The Prism Hall was unlike any classroom Lyra had ever imagined.
A cathedral of glass and energy — its walls constantly shifting with color that echoed the emotions within. Every heartbeat sent ripples through the air, every breath left faint trails of light that shimmered before fading away.
The six new initiates stood at the center, unsure whether to be amazed or terrified.
Floating crystalline pillars surrounded them, each one humming softly — as if waiting to recognize the soul that could command it.
From the far end, a tall figure entered — Instructor Calden, Keeper of Luminal Arts
— the discipline taught to those of the Light Division.
His silver eyes gleamed beneath a mantle of lightwoven fabric, and his voice carried the calm of someone who had once commanded storms.
"Welcome, Initiates," he said. "This is where light bends to your will — or breaks you."
The air stilled. Even the colors on the walls dimmed to listen.
Calden raised his hand, and a pillar at the far edge of the room shattered into a thousand shards — yet none fell. Each fragment floated, catching beams of radiant energy until the space glittered like a sky of suspended stars.
"Here," Calden continued, his voice like tempered glass, "emotion defines color. Control your heart, and the hue will obey. Lose control, and it consumes you."
He turned toward Lyra. "Step forward."
Lyra's pulse raced. The crystal mark at her palm glowed faintly — the insignia of Luminara -the Light Division she had been bound to since her awakening.
She closed her eyes, remembering her mother's words: Light isn't seen. It's felt.
When she opened them, warmth flooded her veins. Golden radiance unfurled from her fingertips, weaving like silk across the shards. They began to spin, orbiting her in elegant rhythm, refracting a thousand suns across the hall.
For a moment, she smiled — until the memory struck.
Broken ruins. The dimming horizon. The day the light had died.
Her focus wavered. The glow quivered, splitting into jagged bursts of gold and white.
"Hold the line!" Calden's voice cracked through the shimmer.
Lyra gasped as the shards tilted — spiraling out of control — but before the light could burst, a crimson flare slashed through the air.
Draven.
His aura burned bright, wrapping her wild radiance in arcs of flame, steadying the chaos. Heat and light collided, flooding the hall in blinding brilliance.

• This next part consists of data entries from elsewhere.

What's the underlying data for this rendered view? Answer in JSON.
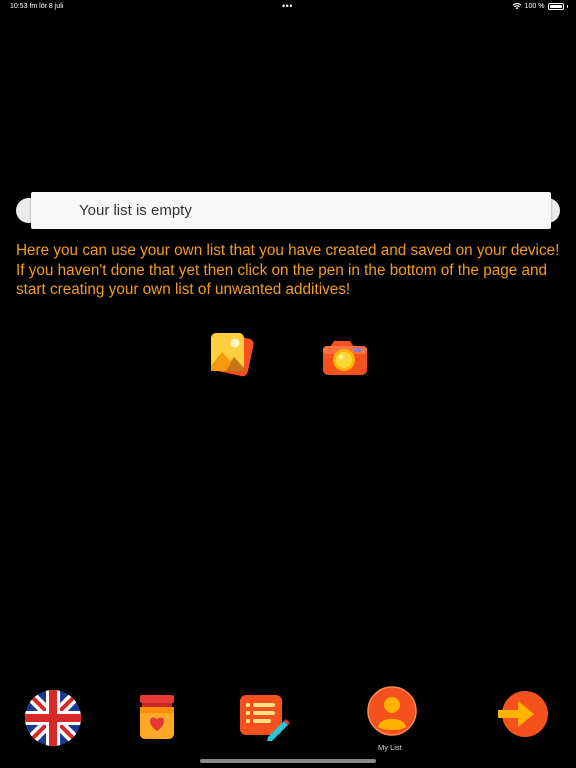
{
  "status_bar": {
    "time_date": "10:53 fm   lör 8 juli",
    "dots": "•••",
    "battery_text": "100 %"
  },
  "list": {
    "empty_text": "Your list is empty"
  },
  "info": {
    "text": "Here you can use your own list that you have created and saved on your device! If you haven't done that yet then click on the pen in the bottom of the page and start creating your own list of unwanted additives!"
  },
  "actions": {
    "gallery_icon": "photo-gallery-icon",
    "camera_icon": "camera-icon"
  },
  "tab_bar": {
    "items": [
      {
        "icon": "uk-flag-icon",
        "label": ""
      },
      {
        "icon": "jar-icon",
        "label": ""
      },
      {
        "icon": "pen-list-icon",
        "label": ""
      },
      {
        "icon": "person-icon",
        "label": "My List"
      },
      {
        "icon": "arrow-right-icon",
        "label": ""
      }
    ]
  },
  "colors": {
    "background": "#000000",
    "info_text": "#f39c1f",
    "accent_orange": "#f57c1f"
  }
}
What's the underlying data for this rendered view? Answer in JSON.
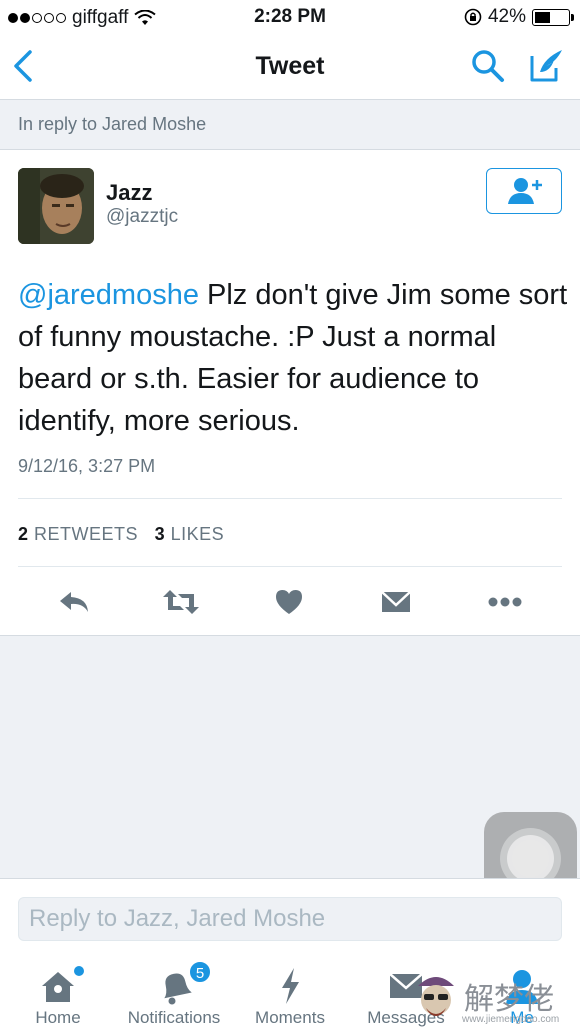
{
  "status_bar": {
    "carrier": "giffgaff",
    "time": "2:28 PM",
    "battery": "42%"
  },
  "nav": {
    "title": "Tweet"
  },
  "context": {
    "text": "In reply to Jared Moshe"
  },
  "tweet": {
    "name": "Jazz",
    "handle": "@jazztjc",
    "mention": "@jaredmoshe",
    "body": " Plz don't give Jim some sort of funny moustache. :P Just a normal beard or s.th. Easier for audience to identify, more serious.",
    "timestamp": "9/12/16, 3:27 PM",
    "retweets_count": "2",
    "retweets_label": "RETWEETS",
    "likes_count": "3",
    "likes_label": "LIKES"
  },
  "reply": {
    "placeholder": "Reply to Jazz, Jared Moshe"
  },
  "tabs": [
    {
      "label": "Home",
      "icon": "home-icon"
    },
    {
      "label": "Notifications",
      "icon": "bell-icon",
      "badge": "5"
    },
    {
      "label": "Moments",
      "icon": "lightning-icon"
    },
    {
      "label": "Messages",
      "icon": "envelope-icon"
    },
    {
      "label": "Me",
      "icon": "person-icon"
    }
  ],
  "watermark": {
    "text": "解梦佬",
    "url": "www.jiemengdao.com"
  },
  "colors": {
    "accent": "#1b95e0",
    "icon_gray": "#667580",
    "background": "#eef1f5"
  }
}
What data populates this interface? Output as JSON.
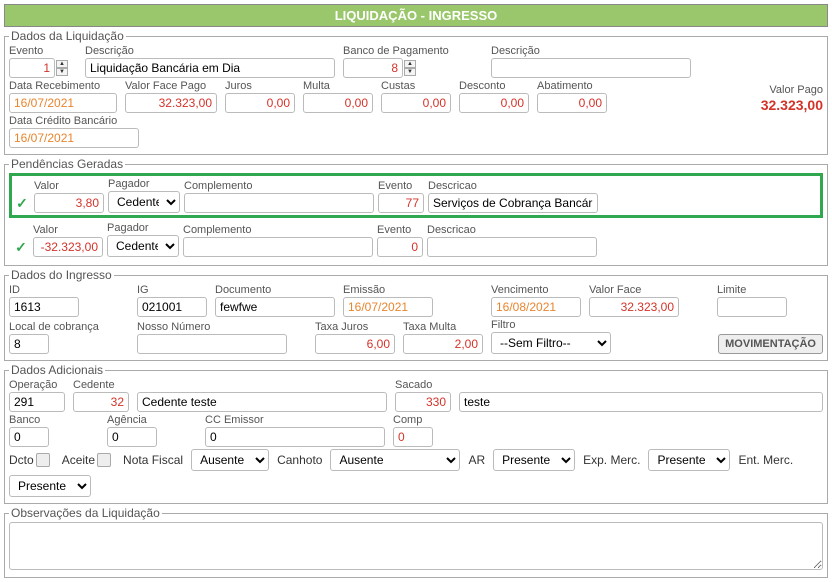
{
  "title": "LIQUIDAÇÃO - INGRESSO",
  "liquidacao": {
    "legend": "Dados da Liquidação",
    "evento_label": "Evento",
    "evento_value": "1",
    "descricao_label": "Descrição",
    "descricao_value": "Liquidação Bancária em Dia",
    "banco_pag_label": "Banco de Pagamento",
    "banco_pag_value": "8",
    "descricao2_label": "Descrição",
    "descricao2_value": "",
    "data_receb_label": "Data Recebimento",
    "data_receb_value": "16/07/2021",
    "valor_face_pago_label": "Valor Face Pago",
    "valor_face_pago_value": "32.323,00",
    "juros_label": "Juros",
    "juros_value": "0,00",
    "multa_label": "Multa",
    "multa_value": "0,00",
    "custas_label": "Custas",
    "custas_value": "0,00",
    "desconto_label": "Desconto",
    "desconto_value": "0,00",
    "abatimento_label": "Abatimento",
    "abatimento_value": "0,00",
    "valor_pago_label": "Valor Pago",
    "valor_pago_value": "32.323,00",
    "data_cred_label": "Data Crédito Bancário",
    "data_cred_value": "16/07/2021"
  },
  "pendencias": {
    "legend": "Pendências Geradas",
    "labels": {
      "valor": "Valor",
      "pagador": "Pagador",
      "complemento": "Complemento",
      "evento": "Evento",
      "descricao": "Descricao"
    },
    "rows": [
      {
        "valor": "3,80",
        "pagador": "Cedente",
        "complemento": "",
        "evento": "77",
        "descricao": "Serviços de Cobrança Bancár"
      },
      {
        "valor": "-32.323,00",
        "pagador": "Cedente",
        "complemento": "",
        "evento": "0",
        "descricao": ""
      }
    ]
  },
  "ingresso": {
    "legend": "Dados do Ingresso",
    "id_label": "ID",
    "id_value": "1613",
    "ig_label": "IG",
    "ig_value": "021001",
    "documento_label": "Documento",
    "documento_value": "fewfwe",
    "emissao_label": "Emissão",
    "emissao_value": "16/07/2021",
    "vencimento_label": "Vencimento",
    "vencimento_value": "16/08/2021",
    "valor_face_label": "Valor Face",
    "valor_face_value": "32.323,00",
    "limite_label": "Limite",
    "limite_value": "",
    "local_cob_label": "Local de cobrança",
    "local_cob_value": "8",
    "nosso_num_label": "Nosso Número",
    "nosso_num_value": "",
    "taxa_juros_label": "Taxa Juros",
    "taxa_juros_value": "6,00",
    "taxa_multa_label": "Taxa Multa",
    "taxa_multa_value": "2,00",
    "filtro_label": "Filtro",
    "filtro_value": "--Sem Filtro--",
    "movimentacao": "MOVIMENTAÇÃO"
  },
  "adicionais": {
    "legend": "Dados Adicionais",
    "operacao_label": "Operação",
    "operacao_value": "291",
    "cedente_label": "Cedente",
    "cedente_value": "32",
    "cedente_desc": "Cedente teste",
    "sacado_label": "Sacado",
    "sacado_value": "330",
    "sacado_desc": "teste",
    "banco_label": "Banco",
    "banco_value": "0",
    "agencia_label": "Agência",
    "agencia_value": "0",
    "cc_label": "CC Emissor",
    "cc_value": "0",
    "comp_label": "Comp",
    "comp_value": "0",
    "dcto_label": "Dcto",
    "aceite_label": "Aceite",
    "nota_fiscal_label": "Nota Fiscal",
    "nota_fiscal_value": "Ausente",
    "canhoto_label": "Canhoto",
    "canhoto_value": "Ausente",
    "ar_label": "AR",
    "ar_value": "Presente",
    "exp_label": "Exp. Merc.",
    "exp_value": "Presente",
    "ent_label": "Ent. Merc.",
    "ent_value": "Presente"
  },
  "observacoes": {
    "legend": "Observações da Liquidação",
    "value": ""
  }
}
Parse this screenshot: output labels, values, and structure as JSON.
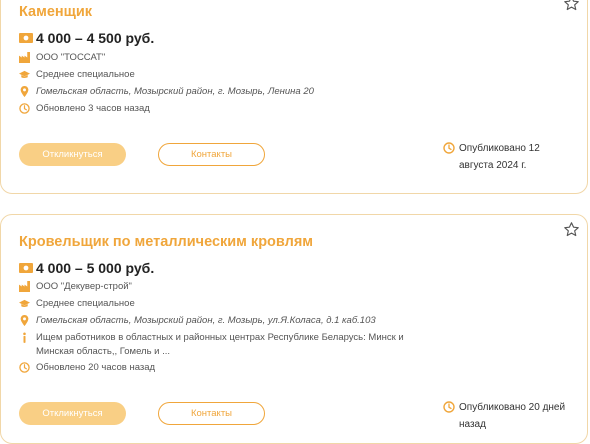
{
  "vacancies": [
    {
      "title": "Каменщик",
      "salary": "4 000 – 4 500 руб.",
      "company": "ООО \"ТОССАТ\"",
      "education": "Среднее специальное",
      "address": "Гомельская область, Мозырский район, г. Мозырь, Ленина 20",
      "updated": "Обновлено 3 часов назад",
      "respond_label": "Откликнуться",
      "contacts_label": "Контакты",
      "published": "Опубликовано 12 августа 2024 г."
    },
    {
      "title": "Кровельщик по металлическим кровлям",
      "salary": "4 000 – 5 000 руб.",
      "company": "ООО \"Декувер-строй\"",
      "education": "Среднее специальное",
      "address": "Гомельская область, Мозырский район, г. Мозырь, ул.Я.Коласа, д.1 каб.103",
      "info": "Ищем работников в областных и районных центрах Республике Беларусь: Минск и Минская область,, Гомель и ...",
      "updated": "Обновлено 20 часов назад",
      "respond_label": "Откликнуться",
      "contacts_label": "Контакты",
      "published": "Опубликовано 20 дней назад"
    }
  ],
  "icons": {
    "salary": "money-icon",
    "company": "factory-icon",
    "education": "graduation-cap-icon",
    "address": "map-pin-icon",
    "info": "info-icon",
    "updated": "clock-icon",
    "favorite": "star-icon"
  },
  "colors": {
    "accent": "#f0a63b",
    "button_fill": "#f9cf85",
    "card_border": "#f1d7a8"
  }
}
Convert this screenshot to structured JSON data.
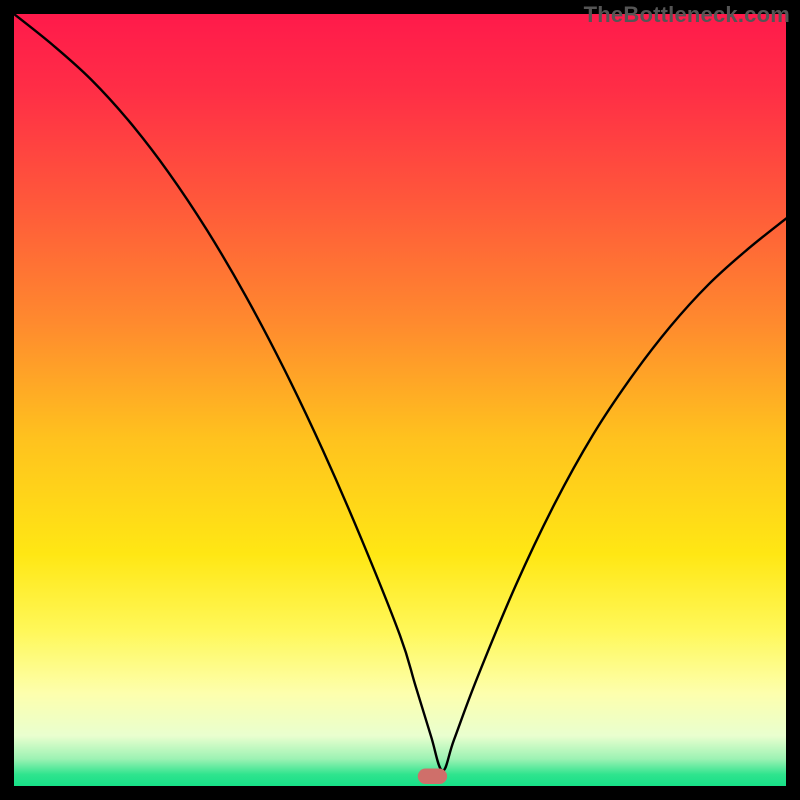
{
  "watermark": "TheBottleneck.com",
  "chart_data": {
    "type": "line",
    "title": "",
    "xlabel": "",
    "ylabel": "",
    "xlim": [
      0,
      100
    ],
    "ylim": [
      0,
      100
    ],
    "gradient_stops": [
      {
        "offset": 0.0,
        "color": "#ff1a4b"
      },
      {
        "offset": 0.1,
        "color": "#ff2e46"
      },
      {
        "offset": 0.25,
        "color": "#ff5a3a"
      },
      {
        "offset": 0.4,
        "color": "#ff8a2e"
      },
      {
        "offset": 0.55,
        "color": "#ffc21e"
      },
      {
        "offset": 0.7,
        "color": "#ffe714"
      },
      {
        "offset": 0.8,
        "color": "#fff85a"
      },
      {
        "offset": 0.88,
        "color": "#fdffad"
      },
      {
        "offset": 0.935,
        "color": "#e9ffcf"
      },
      {
        "offset": 0.965,
        "color": "#9cf2b3"
      },
      {
        "offset": 0.985,
        "color": "#2fe48e"
      },
      {
        "offset": 1.0,
        "color": "#17df87"
      }
    ],
    "series": [
      {
        "name": "bottleneck-curve",
        "x": [
          0,
          5,
          10,
          15,
          20,
          25,
          30,
          35,
          40,
          45,
          50,
          52,
          54,
          55.5,
          57,
          60,
          65,
          70,
          75,
          80,
          85,
          90,
          95,
          100
        ],
        "y": [
          100,
          96,
          91.5,
          86,
          79.5,
          72,
          63.5,
          54,
          43.5,
          32,
          19.5,
          13,
          6.5,
          2,
          6,
          14,
          26,
          36.5,
          45.5,
          53,
          59.5,
          65,
          69.5,
          73.5
        ]
      }
    ],
    "marker": {
      "x": 54.2,
      "width": 3.8,
      "height": 2.0,
      "rx": 1.0
    },
    "colors": {
      "frame": "#000000",
      "curve": "#000000",
      "marker": "#cf6f6a",
      "watermark": "#555555"
    }
  }
}
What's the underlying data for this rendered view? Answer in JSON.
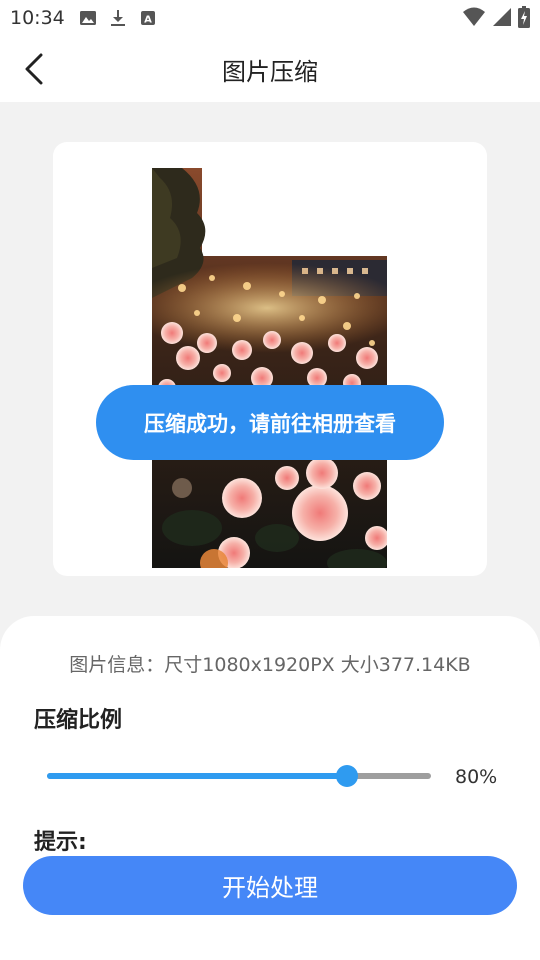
{
  "status_bar": {
    "time": "10:34",
    "icons_left": [
      "image-icon",
      "download-icon",
      "font-icon"
    ],
    "icons_right": [
      "wifi-icon",
      "signal-icon",
      "battery-charging-icon"
    ]
  },
  "header": {
    "title": "图片压缩",
    "back_icon": "chevron-left-icon"
  },
  "preview": {
    "description_icon": "photo-roses"
  },
  "toast": {
    "message": "压缩成功，请前往相册查看"
  },
  "panel": {
    "image_info": "图片信息：尺寸1080x1920PX 大小377.14KB",
    "ratio_title": "压缩比例",
    "ratio_value_text": "80%",
    "ratio_value": 0.78,
    "tip_title": "提示:",
    "start_button": "开始处理"
  },
  "colors": {
    "accent": "#2f9bf0",
    "toast_bg": "#2f8ff0",
    "button_bg": "#4587f7",
    "page_bg": "#f2f2f2"
  }
}
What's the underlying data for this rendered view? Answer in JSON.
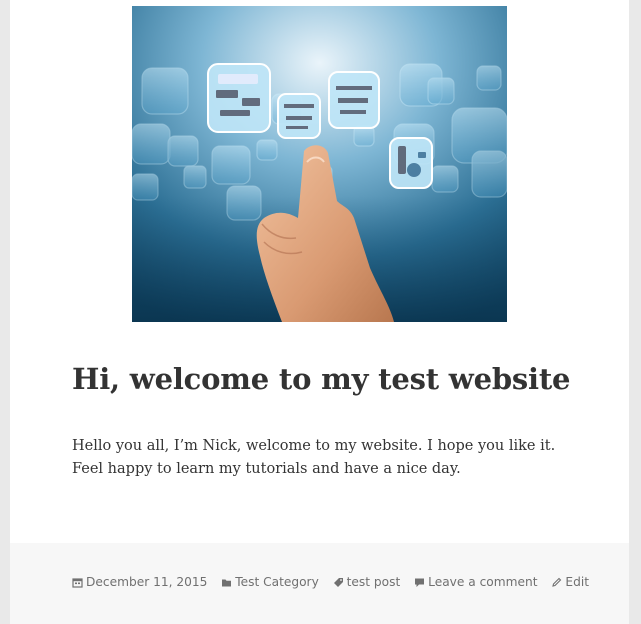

When it finally dimmed, the glass reformed around them — perfect once more. The others stared in stunned silence as both Lyra and Draven stood breathless, their magic fading like twin echoes.
Calden studied them, then nodded — approval hidden behind calm eyes.
"Two hearts. Two lights. Controlled chaos," he said quietly. "Not bad for the first day."
At the edge of the group, Eira watched. Silent as frost, her pale aura flickered faintly, reflecting every emotion she refused to voice. The reflection of Lyra's golden light danced across her ice-blue eyes — and for the briefest moment, something softened. Not warmth exactly… but recognition.
Eira said nothing, yet in that quiet, her resolve deepened. She wanted to understand — not just the art of control, but the feeling behind it.
Seren leaned close to her with a faint smirk. "At least they didn't blow up the ceiling."
Eira blinked once, then whispered back, "Yet."
Riven chuckled under his breath.
Calden motioned to a large archway at the rear of the hall. Behind it shimmered a sealed gate made of mirrored stone, its surface rippling with faint prismatic waves.
"Beyond this gate lies the Hall of Refraction," he said. "It opens only to those whose hue has found balance. And when it opens…"
His voice softened — almost reverent.
"…the Academy itself begins to test your truth."
The six stood quietly, the weight of his words sinking in. The hall seemed to pulse with unseen awareness, as though listening.
As the class ended, Lyra lingered, glancing back once more. The mirrored gate shimmered faintly, as if it had heard her heartbeat — or answered it.
Far below, in the unseen depths of the Academy, the prism's core stirred.
A faint pulse of violet and silver drifted through the crystal veins of the school — and with it came a whisper, distant and forgotten:
"Six lights are never enough…"
The glass trembled, and the faint echo of a seventh hue — soft, impossible, alive — passed through the walls like a breath of destiny.